One of the main challenges in the development of multi-UAVs systems is path planning. For instance, for surveillance missions in applications in oceanography, forest fire prevention or oil spill monitoring, teams of autonomous robots can monitor changing environments. This requires robots to consistently traverse the environment in trajectories designed to optimize certain performance criteria, such as quality or frequency of sensor measurements. Many problems related to cooperative UAVs rely on geometric networks when a discretization of the problem is considered. We illustrate this with two concrete examples:(1) Search problems in continuous regions can be discretized by sampling the region of interest at locations with high target probability, reducing the problem to optimization in a finite network.

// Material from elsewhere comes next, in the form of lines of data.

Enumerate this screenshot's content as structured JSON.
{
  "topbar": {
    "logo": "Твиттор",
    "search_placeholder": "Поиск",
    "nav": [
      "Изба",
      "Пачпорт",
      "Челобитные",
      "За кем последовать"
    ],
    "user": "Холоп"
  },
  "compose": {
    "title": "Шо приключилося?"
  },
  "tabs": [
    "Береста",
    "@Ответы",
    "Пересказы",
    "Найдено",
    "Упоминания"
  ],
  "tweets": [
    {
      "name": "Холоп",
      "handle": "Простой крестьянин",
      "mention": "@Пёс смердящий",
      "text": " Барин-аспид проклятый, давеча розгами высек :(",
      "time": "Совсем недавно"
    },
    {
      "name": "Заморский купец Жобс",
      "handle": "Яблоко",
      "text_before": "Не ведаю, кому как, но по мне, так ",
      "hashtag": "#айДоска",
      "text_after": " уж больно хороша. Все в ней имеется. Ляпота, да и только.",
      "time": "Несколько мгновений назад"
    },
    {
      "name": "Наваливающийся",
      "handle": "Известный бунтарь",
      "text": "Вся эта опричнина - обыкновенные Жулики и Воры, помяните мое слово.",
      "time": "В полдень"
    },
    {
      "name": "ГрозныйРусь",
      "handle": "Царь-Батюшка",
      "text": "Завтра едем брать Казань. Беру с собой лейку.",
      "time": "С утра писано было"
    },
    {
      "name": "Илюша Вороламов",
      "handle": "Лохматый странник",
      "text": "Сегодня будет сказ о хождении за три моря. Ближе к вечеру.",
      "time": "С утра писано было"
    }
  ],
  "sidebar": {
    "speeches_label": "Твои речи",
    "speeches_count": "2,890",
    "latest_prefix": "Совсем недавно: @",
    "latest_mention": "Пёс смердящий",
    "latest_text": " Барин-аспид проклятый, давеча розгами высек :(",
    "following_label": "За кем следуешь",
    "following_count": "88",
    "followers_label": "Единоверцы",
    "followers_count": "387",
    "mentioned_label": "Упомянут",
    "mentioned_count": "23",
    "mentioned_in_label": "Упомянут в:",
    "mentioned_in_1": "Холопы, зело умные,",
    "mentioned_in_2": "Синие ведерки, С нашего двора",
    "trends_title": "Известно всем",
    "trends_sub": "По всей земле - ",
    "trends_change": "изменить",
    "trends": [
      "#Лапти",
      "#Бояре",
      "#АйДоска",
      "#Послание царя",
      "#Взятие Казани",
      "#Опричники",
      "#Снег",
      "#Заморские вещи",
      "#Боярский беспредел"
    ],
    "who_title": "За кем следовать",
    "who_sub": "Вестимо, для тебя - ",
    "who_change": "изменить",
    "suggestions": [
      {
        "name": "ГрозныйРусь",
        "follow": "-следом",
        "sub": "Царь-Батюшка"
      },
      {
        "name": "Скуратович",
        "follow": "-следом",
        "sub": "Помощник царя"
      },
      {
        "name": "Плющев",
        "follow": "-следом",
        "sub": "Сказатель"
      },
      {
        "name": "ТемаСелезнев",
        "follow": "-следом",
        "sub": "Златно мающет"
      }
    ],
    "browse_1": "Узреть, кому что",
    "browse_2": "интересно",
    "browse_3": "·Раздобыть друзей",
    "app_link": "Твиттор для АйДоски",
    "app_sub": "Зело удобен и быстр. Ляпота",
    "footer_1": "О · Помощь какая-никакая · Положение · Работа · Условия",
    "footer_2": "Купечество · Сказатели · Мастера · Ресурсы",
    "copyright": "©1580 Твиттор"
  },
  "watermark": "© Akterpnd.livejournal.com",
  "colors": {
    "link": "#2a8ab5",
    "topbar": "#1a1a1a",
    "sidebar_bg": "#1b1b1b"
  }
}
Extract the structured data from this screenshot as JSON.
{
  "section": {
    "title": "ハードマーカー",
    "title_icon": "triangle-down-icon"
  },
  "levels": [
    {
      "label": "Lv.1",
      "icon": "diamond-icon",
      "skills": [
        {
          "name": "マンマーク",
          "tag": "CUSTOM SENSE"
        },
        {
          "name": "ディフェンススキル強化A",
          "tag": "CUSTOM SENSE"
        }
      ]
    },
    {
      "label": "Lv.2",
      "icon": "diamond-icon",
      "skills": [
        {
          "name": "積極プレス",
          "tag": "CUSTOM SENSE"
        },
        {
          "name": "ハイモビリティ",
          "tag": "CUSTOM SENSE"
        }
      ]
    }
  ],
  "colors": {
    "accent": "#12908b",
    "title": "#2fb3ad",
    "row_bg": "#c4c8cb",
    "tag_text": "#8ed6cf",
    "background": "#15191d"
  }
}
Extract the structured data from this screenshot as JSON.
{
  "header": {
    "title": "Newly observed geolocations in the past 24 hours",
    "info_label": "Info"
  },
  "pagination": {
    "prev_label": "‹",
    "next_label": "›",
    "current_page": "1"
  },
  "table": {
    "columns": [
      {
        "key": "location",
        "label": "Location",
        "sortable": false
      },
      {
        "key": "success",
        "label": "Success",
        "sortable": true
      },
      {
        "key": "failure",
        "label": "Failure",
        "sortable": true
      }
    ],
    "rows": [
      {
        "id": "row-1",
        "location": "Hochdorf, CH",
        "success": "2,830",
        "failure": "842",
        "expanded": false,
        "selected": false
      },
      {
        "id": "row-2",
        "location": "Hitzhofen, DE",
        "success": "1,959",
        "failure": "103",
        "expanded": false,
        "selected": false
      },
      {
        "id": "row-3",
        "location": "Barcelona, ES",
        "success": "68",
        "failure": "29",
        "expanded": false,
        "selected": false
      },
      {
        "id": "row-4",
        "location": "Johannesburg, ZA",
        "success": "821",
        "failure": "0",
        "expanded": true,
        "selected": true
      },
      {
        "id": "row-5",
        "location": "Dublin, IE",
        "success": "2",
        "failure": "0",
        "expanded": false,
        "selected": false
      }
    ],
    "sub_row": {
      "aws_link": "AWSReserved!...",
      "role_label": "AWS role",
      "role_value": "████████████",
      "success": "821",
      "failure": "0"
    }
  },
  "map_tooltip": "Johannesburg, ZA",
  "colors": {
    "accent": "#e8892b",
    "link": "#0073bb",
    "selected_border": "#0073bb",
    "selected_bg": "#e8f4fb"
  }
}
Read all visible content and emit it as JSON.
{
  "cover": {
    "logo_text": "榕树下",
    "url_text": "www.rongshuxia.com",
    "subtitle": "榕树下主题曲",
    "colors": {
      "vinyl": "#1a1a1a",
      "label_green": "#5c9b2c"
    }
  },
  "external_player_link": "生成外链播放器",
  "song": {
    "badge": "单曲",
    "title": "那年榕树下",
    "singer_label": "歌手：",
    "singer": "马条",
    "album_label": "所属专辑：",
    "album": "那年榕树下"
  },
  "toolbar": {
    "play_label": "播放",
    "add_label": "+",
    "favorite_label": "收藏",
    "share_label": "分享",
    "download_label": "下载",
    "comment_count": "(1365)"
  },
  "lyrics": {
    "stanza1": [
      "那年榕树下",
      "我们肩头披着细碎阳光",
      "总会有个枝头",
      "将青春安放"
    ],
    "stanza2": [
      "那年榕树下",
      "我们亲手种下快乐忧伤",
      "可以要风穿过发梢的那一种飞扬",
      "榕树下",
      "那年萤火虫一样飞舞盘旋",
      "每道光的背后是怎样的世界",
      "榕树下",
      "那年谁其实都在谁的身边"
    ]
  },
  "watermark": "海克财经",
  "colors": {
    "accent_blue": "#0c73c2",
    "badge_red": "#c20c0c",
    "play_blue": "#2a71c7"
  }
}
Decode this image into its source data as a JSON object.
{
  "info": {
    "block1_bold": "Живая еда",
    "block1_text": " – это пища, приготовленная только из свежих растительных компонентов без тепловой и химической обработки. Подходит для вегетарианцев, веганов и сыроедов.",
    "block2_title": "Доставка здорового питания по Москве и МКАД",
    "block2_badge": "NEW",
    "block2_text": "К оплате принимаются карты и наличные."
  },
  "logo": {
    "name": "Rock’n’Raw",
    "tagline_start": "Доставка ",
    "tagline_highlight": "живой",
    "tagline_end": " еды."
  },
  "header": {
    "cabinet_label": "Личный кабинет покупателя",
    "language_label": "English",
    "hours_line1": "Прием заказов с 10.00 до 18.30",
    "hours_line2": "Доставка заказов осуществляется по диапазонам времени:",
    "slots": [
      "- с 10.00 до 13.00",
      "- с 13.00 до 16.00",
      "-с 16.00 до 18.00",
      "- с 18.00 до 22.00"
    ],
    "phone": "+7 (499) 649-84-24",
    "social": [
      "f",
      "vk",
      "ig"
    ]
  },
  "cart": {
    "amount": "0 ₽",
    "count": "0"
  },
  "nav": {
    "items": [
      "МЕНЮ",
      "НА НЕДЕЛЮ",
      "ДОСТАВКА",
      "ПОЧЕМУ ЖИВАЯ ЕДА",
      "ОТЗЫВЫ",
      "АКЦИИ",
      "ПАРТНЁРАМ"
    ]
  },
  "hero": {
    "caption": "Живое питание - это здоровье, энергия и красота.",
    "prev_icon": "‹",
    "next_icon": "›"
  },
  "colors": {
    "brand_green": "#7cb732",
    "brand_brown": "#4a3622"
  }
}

(2) The synchronization problem for information exchange consists in, given the planned trajectories of a set of UAVs, scheduling each vehicle’s movement along its trajectories so that every pair of neighboring vehicles is guaranteed to be close enough at some point in time, allowing to synchronize information with all other vehicles. It can be showed that the system can be synchronized if and only if the communication graph is bipartite. It follows that the use of geometric networks to represent different scenarios like the ones above implies that many domain-specific questions can be naturally translated into geometric graph problems, and vice-versa.
Algorithmics for musical information retrieval.
Music information retrieval (MIR) focuses on tools that extract intrinsic properties from musical audio, related to pitch, rhythm, timbre, harmony, etc. Graphs in MIR have been used for indexing music collections, representation of pitch class sequences and other relevant music features or acoustic-based music recommender systems. Most advances in audio-based feature extraction and classification have focused on Western classical and popular music. However, they do not perform well in ethnic music, as this music does not always correspond to the Western concepts. For instance, the computational analysis of flamenco music poses a variety of challenging mathematical and algorithmic problems. The following three research lines will be particularly important in this project:
1) Graph clustering for melody categorization. Related studies have evaluated approaches to automatic melody categorization based on their performance in a supervised k-NN-classification task. However, when using an unsupervised approach we have to compute a similarity graph from a similarity matrix, and sophisticated clustering algorithms tailored to the characteristics of melodic similarity are needed.
2) Phylogenetic graphs. Phylogenetic tree algorithms are useful to map pairwise similarities computed in a dataset to a twodimensional space. Consequently, phylogenetic analysis is a powerful tool to gain deeper understanding of musicological concepts, such as the evolution of styles. Computing “ancestral” nodes in phylogenetic graphs in a challenging task both in bioinformatics and music. 3) Music information visualization and retrieval. For enhancing the user experience in automatic music recommendation and contentbased retrieval, data visualization plays an important role: graphical user interfaces allow content-based browsing and exploring of large collections in an intuitive manner. Consequently, the development of algorithms mapping high-dimensional relations between data instances to two- and three-dimensional spaces is an important open challenge.